Done right, AI is two things: scalable and effective. Both of these attributes will be exceptionally useful to those mounting the next generation of attacks on western democracies. No longer will those (such as Russia’s IRA) have to make the hard tradeoffs of scale versus effectiveness. AI systems will allow adversaries to exponentially expand the scale of the attacks, the rate of the attacks, and the number of targets including the ability to link attacks among multiple targets.

Given that these attacks are only effective if authentic, AI systems can use big data exploitation on a person’s (or institution’s) pattern of life (to include identity recognition in its many forms) to create precisely tailored malicious messages whether in text or video/audio impersonation.

AI chatbots will be able to mimic human behavior to a degree of authenticity where they will easily pass the Turing Test and have longer and more authentic interaction with the target.

While this can be done today to a degree, these efforts are relatively small and limited scale, expensive propositions done on a bespoke basis.

But tomorrow, it will easy and cheap. Like traditional cyber intrusions where the access point can permit collection but also allow the injection of malicious code, the more sophisticated AI systems of the future will be able to generate malicious influencing messages in unlimited quantities, and also likely be able to access and corrupt or manipulate private data in ways that are undetectable.

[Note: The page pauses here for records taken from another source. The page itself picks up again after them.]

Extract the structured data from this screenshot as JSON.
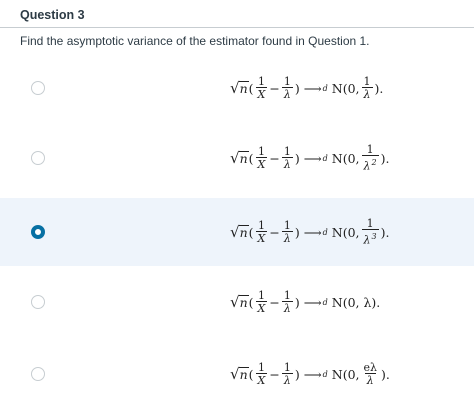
{
  "question": {
    "title": "Question 3",
    "prompt": "Find the asymptotic variance of the estimator found in Question 1."
  },
  "options": [
    {
      "selected": false,
      "lhs_num": "1",
      "lhs_den": "X",
      "minus": "−",
      "rhs_num": "1",
      "rhs_den": "λ",
      "arrow": "⟶",
      "conv": "d",
      "dist": "N(0,",
      "var_num": "1",
      "var_den": "λ",
      "var_pow": "",
      "close": ")."
    },
    {
      "selected": false,
      "lhs_num": "1",
      "lhs_den": "X",
      "minus": "−",
      "rhs_num": "1",
      "rhs_den": "λ",
      "arrow": "⟶",
      "conv": "d",
      "dist": "N(0,",
      "var_num": "1",
      "var_den": "λ",
      "var_pow": "2",
      "close": ")."
    },
    {
      "selected": true,
      "lhs_num": "1",
      "lhs_den": "X",
      "minus": "−",
      "rhs_num": "1",
      "rhs_den": "λ",
      "arrow": "⟶",
      "conv": "d",
      "dist": "N(0,",
      "var_num": "1",
      "var_den": "λ",
      "var_pow": "3",
      "close": ")."
    },
    {
      "selected": false,
      "lhs_num": "1",
      "lhs_den": "X",
      "minus": "−",
      "rhs_num": "1",
      "rhs_den": "λ",
      "arrow": "⟶",
      "conv": "d",
      "dist_plain": "N(0, λ).",
      "close": ""
    },
    {
      "selected": false,
      "lhs_num": "1",
      "lhs_den": "X",
      "minus": "−",
      "rhs_num": "1",
      "rhs_den": "λ",
      "arrow": "⟶",
      "conv": "d",
      "dist": "N(0,",
      "var_num": "eλ",
      "var_den": "λ",
      "var_pow": "",
      "close": ")."
    }
  ],
  "sqrt": {
    "radical": "√",
    "radicand": "n"
  },
  "colors": {
    "accent": "#0770a3",
    "selected_bg": "#eef4fb",
    "text": "#2d3b45"
  }
}
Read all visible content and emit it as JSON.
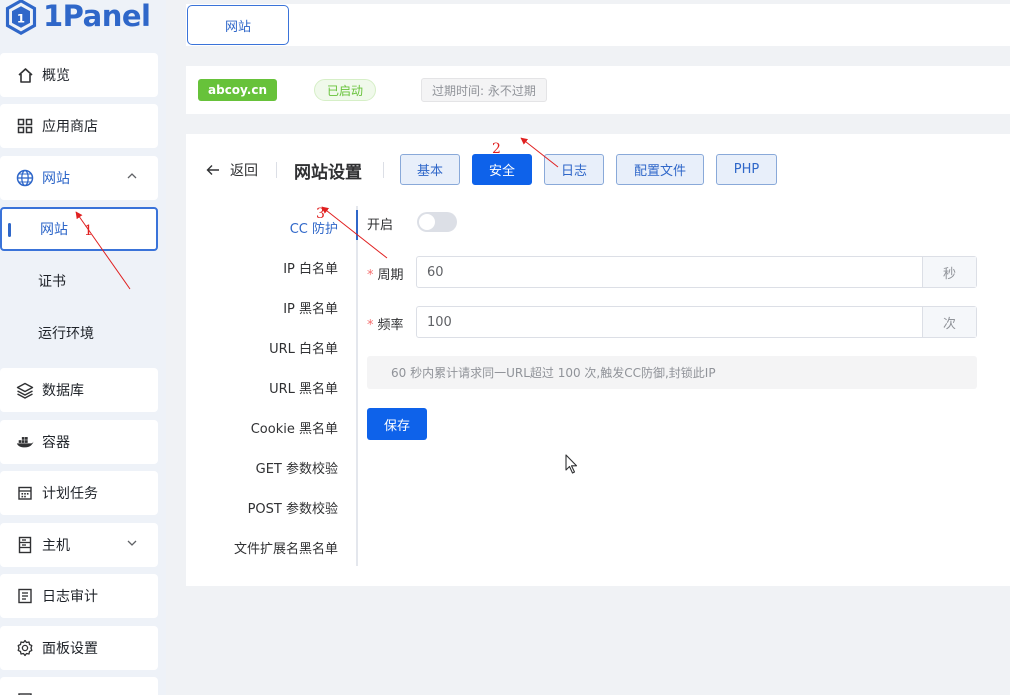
{
  "app": {
    "logo_text": "1Panel",
    "logo_number": "1"
  },
  "sidebar": {
    "items": [
      {
        "label": "概览",
        "icon": "home-icon"
      },
      {
        "label": "应用商店",
        "icon": "apps-grid-icon"
      },
      {
        "label": "网站",
        "icon": "globe-icon"
      },
      {
        "label": "网站",
        "icon": ""
      },
      {
        "label": "证书",
        "icon": ""
      },
      {
        "label": "运行环境",
        "icon": ""
      },
      {
        "label": "数据库",
        "icon": "layers-icon"
      },
      {
        "label": "容器",
        "icon": "docker-icon"
      },
      {
        "label": "计划任务",
        "icon": "calendar-icon"
      },
      {
        "label": "主机",
        "icon": "server-icon"
      },
      {
        "label": "日志审计",
        "icon": "log-icon"
      },
      {
        "label": "面板设置",
        "icon": "gear-icon"
      }
    ]
  },
  "tabs": {
    "active": "网站"
  },
  "site": {
    "domain": "abcoy.cn",
    "status": "已启动",
    "expire": "过期时间: 永不过期"
  },
  "card": {
    "back_label": "返回",
    "title": "网站设置",
    "top_buttons": [
      "基本",
      "安全",
      "日志",
      "配置文件",
      "PHP"
    ],
    "active_button": "安全"
  },
  "menu": {
    "items": [
      "CC 防护",
      "IP 白名单",
      "IP 黑名单",
      "URL 白名单",
      "URL 黑名单",
      "Cookie 黑名单",
      "GET 参数校验",
      "POST 参数校验",
      "文件扩展名黑名单"
    ],
    "active": "CC 防护"
  },
  "form": {
    "enable_label": "开启",
    "enabled": false,
    "period_label": "周期",
    "period_value": "60",
    "period_unit": "秒",
    "frequency_label": "频率",
    "frequency_value": "100",
    "frequency_unit": "次",
    "hint": "60 秒内累计请求同一URL超过 100 次,触发CC防御,封锁此IP",
    "save_label": "保存"
  },
  "annotations": {
    "n1": "1",
    "n2": "2",
    "n3": "3",
    "color": "#e02020"
  },
  "colors": {
    "primary": "#0e62ea",
    "accent": "#2f67c9",
    "success": "#67c23a"
  }
}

Can we do anything about this and, if so, what can we do? At this point, perhaps we can’t do anything more other than be aware of the potential for increased harm caused by malicious use of AI. While I disagree with Musk’s assignation of AI as an existential threat to the existence of mankind, I do believe he is on the right track when he says we must study, monitor and attempt to create international covenants in order to reduce the likelihood that the IRAs of the future are enabled by unimaginably capable technologies.